Micropapillary adenocarcinomas are also found in other organs such as the breast, colon, and urinary duct. Typically, micropapillary adenocarcinomas in other organs, except for the lungs, show SMP, in which tumour cells invade the fibrotic stroma. In contrast, typical micropapillary adenocarcinoma of the lung shows AMP, in which tumour cells float in alveolar spaces. The present case is extremely rare because micropapillary adenocarcinoma of the lung presented with SMP, which is usually observed in adenocarcinomas of other organs.

Stromal micropapillary lung adenocarcinoma was initially reported by Kuroda et al. as “lung micropapillary carcinoma of breast type” 4. According to Ohe, lung adenocarcinomas with the SMP component account for 3.4% of lung adenocarcinomas (19/559 cases) 2. The important features include a significantly worse prognosis than that of AMP and a higher rate of EGFR mutation (74%) than that of the whole population of micropapillary predominant lung adenocarcinomas in Japanese individuals (40.1%) 5. SMP is a rare feature expected with AMP in micropapillary lung adenocarcinoma and should be mentioned in pathological diagnosis. In the present case, although the residual left upper lobe tumour showed a good response to cytotoxic chemotherapy, the resected SMP adenocarcinoma of the left lower lobe must be carefully followed up for lymph node recurrence because it is presumed to have a potentiality of poor prognosis.

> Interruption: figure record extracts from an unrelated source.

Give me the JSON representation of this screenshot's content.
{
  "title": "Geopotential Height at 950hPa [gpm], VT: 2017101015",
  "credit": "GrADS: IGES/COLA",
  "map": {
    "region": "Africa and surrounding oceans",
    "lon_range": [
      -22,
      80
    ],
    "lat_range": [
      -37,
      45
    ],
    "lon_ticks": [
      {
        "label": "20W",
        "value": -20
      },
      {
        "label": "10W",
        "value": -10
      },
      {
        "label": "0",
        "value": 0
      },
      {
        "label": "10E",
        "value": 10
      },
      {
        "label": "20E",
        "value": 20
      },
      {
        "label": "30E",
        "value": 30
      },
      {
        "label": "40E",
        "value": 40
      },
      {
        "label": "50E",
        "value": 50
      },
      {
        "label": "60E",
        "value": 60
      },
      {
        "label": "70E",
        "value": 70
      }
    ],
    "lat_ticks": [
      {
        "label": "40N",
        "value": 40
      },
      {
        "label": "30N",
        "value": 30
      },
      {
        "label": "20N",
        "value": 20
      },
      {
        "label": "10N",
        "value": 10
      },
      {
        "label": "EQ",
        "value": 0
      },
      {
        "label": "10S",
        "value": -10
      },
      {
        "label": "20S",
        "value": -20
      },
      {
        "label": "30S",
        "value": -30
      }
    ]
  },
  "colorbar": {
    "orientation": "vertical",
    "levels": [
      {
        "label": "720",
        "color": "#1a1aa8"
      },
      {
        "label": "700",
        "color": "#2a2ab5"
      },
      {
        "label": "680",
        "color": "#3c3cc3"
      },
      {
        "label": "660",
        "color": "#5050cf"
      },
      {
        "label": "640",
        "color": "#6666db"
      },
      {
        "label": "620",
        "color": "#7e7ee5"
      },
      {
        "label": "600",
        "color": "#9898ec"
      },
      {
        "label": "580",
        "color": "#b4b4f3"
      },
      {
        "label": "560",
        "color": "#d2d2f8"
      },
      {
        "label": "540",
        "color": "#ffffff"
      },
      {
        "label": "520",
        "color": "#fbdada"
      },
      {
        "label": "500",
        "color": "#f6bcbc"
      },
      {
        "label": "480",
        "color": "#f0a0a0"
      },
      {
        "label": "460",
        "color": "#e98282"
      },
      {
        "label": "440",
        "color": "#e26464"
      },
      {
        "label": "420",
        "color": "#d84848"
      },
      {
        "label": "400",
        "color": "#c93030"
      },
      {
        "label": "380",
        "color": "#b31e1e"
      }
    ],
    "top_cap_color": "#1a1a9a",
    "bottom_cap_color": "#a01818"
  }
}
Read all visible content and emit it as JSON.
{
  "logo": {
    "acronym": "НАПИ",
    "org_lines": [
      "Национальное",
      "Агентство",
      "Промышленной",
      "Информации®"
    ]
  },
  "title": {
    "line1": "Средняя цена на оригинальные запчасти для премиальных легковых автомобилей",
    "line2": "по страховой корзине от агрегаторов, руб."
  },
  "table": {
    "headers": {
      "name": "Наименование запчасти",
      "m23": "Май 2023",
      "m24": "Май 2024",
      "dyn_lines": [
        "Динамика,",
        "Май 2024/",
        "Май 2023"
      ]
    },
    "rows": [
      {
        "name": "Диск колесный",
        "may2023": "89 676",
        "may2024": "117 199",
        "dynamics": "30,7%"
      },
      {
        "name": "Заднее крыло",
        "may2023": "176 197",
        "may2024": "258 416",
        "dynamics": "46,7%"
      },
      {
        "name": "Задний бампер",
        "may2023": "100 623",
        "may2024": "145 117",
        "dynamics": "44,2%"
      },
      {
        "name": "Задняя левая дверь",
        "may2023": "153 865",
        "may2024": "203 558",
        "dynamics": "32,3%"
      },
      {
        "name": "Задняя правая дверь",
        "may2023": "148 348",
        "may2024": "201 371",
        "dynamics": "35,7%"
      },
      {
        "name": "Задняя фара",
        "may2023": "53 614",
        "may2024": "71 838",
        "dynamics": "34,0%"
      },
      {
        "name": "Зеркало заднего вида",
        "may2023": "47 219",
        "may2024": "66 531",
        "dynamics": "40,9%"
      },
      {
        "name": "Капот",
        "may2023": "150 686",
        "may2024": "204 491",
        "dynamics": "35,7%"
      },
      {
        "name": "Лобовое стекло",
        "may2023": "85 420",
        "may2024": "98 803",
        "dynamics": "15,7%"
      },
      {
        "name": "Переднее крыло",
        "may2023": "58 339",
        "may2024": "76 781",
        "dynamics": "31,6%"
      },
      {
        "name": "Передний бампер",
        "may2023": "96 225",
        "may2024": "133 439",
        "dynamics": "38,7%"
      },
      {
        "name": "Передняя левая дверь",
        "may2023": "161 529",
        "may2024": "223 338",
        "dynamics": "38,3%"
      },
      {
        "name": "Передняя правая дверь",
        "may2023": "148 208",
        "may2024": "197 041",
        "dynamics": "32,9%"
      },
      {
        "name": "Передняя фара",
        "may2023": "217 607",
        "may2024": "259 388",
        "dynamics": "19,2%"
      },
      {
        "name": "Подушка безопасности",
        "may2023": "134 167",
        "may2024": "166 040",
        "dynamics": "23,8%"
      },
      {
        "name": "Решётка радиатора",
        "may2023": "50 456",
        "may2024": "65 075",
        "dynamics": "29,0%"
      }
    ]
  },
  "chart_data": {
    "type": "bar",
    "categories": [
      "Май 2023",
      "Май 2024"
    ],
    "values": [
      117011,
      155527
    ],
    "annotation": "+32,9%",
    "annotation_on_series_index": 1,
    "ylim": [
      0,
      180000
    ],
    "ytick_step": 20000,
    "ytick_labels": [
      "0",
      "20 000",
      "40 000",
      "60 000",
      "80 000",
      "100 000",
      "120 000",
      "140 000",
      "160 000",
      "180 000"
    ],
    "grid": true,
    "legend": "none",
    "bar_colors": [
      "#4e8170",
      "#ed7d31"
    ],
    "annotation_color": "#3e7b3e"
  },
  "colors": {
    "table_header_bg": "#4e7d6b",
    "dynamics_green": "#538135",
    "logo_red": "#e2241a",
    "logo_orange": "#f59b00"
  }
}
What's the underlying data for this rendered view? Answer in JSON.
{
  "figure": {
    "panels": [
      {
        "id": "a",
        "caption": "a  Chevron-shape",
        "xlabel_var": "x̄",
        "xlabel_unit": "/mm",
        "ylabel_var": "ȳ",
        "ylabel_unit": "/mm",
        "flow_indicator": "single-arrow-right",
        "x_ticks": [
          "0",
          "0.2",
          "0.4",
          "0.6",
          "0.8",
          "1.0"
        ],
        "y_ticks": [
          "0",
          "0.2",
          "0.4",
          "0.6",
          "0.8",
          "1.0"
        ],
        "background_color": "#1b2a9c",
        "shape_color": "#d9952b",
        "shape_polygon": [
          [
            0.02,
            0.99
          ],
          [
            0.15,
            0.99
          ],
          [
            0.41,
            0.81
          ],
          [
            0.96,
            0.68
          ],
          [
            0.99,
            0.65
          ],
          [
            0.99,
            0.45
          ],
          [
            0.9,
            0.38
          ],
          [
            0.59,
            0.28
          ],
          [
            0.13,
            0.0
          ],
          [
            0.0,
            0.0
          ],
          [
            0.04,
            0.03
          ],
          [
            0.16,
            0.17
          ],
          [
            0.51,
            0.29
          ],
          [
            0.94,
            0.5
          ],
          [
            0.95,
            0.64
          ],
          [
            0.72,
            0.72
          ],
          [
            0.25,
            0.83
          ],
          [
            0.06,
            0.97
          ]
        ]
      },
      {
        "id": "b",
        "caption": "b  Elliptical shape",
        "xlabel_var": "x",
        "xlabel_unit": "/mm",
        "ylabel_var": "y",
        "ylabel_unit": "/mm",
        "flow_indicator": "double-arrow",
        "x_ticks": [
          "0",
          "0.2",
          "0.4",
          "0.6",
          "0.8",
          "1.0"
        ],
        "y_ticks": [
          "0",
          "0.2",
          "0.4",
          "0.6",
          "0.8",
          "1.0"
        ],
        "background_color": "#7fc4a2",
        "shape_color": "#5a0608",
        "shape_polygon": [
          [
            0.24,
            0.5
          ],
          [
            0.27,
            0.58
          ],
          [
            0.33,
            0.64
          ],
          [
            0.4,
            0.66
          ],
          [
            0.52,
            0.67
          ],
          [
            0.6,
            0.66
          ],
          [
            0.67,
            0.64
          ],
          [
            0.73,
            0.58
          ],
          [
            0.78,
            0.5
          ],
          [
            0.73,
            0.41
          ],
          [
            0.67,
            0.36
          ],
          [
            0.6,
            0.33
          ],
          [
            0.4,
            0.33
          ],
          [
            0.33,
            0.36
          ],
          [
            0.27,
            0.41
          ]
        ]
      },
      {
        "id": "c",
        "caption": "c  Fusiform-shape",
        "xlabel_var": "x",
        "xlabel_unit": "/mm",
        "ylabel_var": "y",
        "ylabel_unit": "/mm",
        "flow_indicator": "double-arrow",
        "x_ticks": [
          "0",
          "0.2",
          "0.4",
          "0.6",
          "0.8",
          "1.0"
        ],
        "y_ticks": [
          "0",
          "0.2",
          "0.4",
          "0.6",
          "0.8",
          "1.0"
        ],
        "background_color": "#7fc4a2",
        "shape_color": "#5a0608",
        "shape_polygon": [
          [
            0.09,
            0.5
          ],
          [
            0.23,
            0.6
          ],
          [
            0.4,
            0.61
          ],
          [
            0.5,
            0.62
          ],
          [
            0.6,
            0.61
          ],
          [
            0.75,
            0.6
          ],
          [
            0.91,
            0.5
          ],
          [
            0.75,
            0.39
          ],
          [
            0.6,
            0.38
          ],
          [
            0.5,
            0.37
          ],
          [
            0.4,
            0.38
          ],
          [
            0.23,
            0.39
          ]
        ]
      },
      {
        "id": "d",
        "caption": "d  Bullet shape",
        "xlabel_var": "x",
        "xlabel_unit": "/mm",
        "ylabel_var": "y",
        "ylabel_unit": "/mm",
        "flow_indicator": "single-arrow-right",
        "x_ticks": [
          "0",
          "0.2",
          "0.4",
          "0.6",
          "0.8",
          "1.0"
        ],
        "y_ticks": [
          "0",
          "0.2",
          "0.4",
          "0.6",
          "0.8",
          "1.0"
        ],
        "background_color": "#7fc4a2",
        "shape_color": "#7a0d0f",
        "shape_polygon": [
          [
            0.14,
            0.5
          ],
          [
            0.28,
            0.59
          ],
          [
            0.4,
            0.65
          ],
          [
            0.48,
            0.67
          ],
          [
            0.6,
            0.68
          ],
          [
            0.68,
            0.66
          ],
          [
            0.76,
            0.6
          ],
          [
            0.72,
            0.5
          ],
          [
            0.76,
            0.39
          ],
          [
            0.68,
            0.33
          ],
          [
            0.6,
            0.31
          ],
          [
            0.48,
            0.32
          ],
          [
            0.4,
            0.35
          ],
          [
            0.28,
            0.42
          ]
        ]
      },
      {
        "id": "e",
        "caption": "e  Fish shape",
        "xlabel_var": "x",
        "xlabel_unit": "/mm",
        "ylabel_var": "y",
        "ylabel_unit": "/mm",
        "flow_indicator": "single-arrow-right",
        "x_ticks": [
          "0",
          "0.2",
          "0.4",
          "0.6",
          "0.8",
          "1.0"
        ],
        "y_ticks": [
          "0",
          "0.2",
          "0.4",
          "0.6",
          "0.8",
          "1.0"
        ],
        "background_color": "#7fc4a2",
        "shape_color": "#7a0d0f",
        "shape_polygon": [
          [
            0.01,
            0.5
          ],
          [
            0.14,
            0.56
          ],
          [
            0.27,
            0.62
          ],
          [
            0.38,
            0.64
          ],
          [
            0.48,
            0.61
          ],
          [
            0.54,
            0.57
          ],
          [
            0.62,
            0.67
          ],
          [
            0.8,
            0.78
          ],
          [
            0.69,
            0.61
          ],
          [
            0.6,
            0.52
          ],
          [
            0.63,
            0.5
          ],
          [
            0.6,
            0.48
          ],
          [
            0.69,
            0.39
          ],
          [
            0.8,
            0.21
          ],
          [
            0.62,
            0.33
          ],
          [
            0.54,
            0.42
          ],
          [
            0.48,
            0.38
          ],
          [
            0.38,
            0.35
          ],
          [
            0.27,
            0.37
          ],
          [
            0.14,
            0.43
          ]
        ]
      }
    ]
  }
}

The distinction between SMP and AMP is not described by the current WHO classification of micropapillary adenocarcinomas. However, because SMP adenocarcinomas are associated with a relatively worse prognosis than AMP adenocarcinomas and have a high frequency of EGFR mutations, pathologists and clinicians should be able to clearly distinguish SMP from AMP for diagnosis. Although EGFR mutation in the present case was negative, this may provide more opportunity for patients with SMP lung adenocarcinoma to receive meticulous treatment options, particularly including the proper use of EGFR tyrosine kinase inhibitors.

Disclosure Statements

No conflict of interest declared.

Appropriate written informed consent was obtained for publication of this case report and accompanying images.